I was all fired up and started writing some stuff up about FUD, and why you shouldn’t do it, and what not.
So I started writing, and it felt really familiar, like I read it somewhere else… so I did some searches for key phrases and turned up this post on not resorting to FUD. It quotes me… talking about FUD in my forthcoming book.
I just totally almost plagiarized myself. Here what I had to say about FUD:
FUD stands for “fear, uncertainty and doubt.” Though the phrase was coined in the mid 1970’s, the concept has been around since the first caveman traded a rock to another one “in case the mastodons come back.” More recently it’s been marketers, public relations flacks, and sales guys who use this on you. Basically, the idea is to tell you something that will make you afraid of a rival’s tool, enough so that you invest with the FUD’er.

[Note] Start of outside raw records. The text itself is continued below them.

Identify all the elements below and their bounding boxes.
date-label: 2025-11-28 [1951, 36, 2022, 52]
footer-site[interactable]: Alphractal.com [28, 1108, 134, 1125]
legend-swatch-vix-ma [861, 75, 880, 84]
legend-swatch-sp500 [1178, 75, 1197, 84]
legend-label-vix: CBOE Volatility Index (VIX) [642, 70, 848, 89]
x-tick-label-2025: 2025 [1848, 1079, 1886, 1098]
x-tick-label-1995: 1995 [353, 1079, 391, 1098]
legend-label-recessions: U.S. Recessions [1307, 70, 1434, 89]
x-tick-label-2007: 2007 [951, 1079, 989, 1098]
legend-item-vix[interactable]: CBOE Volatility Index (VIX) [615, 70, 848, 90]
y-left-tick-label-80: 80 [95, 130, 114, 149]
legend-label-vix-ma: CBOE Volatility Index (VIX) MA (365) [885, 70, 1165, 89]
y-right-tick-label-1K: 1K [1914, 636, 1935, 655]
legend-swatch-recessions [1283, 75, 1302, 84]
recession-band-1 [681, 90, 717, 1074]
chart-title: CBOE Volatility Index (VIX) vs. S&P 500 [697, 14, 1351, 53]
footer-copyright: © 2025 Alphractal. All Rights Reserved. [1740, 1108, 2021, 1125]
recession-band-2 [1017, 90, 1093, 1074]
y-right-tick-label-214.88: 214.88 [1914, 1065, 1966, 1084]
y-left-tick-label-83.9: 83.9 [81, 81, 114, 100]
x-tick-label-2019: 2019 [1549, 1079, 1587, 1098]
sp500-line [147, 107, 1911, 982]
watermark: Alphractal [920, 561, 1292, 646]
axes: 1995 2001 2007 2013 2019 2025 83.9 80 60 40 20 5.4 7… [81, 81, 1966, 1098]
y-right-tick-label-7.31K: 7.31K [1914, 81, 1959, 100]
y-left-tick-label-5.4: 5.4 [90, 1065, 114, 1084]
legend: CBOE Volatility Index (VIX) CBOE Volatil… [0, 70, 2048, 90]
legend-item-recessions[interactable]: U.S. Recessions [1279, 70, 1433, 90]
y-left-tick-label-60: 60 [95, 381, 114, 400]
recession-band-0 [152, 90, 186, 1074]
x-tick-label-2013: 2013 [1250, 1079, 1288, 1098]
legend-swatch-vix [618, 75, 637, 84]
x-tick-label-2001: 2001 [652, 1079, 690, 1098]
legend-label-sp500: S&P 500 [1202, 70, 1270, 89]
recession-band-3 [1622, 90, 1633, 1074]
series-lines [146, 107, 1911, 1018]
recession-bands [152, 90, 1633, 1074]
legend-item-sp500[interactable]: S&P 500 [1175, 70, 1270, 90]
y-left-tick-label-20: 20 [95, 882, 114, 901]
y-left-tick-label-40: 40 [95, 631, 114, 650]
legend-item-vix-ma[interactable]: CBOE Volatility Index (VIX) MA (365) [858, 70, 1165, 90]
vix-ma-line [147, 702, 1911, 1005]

At a smaller level, this happens in the workplace a lot. Developers with experience with proprietary tools spread rumors about crazy license implications of open source tools. Open source adherents spread horror stories of hidden code in proprietary tool kits.
It’s ultimately self-defeating. At best it can win people some sort of short term gains, but in the long term, it is a road to nowhere. Eventually people wise up to be bullied repeatedly and some people speak out. This spread of information inoculates the rest and the technique becomes ineffective. [from chapter “Create Trust“]
I stand by that. FUD does ruin credibility. It hurts you, it hurts your listeners. Even if your product is better, talk about why your product is better, not why the other guy’s is worse.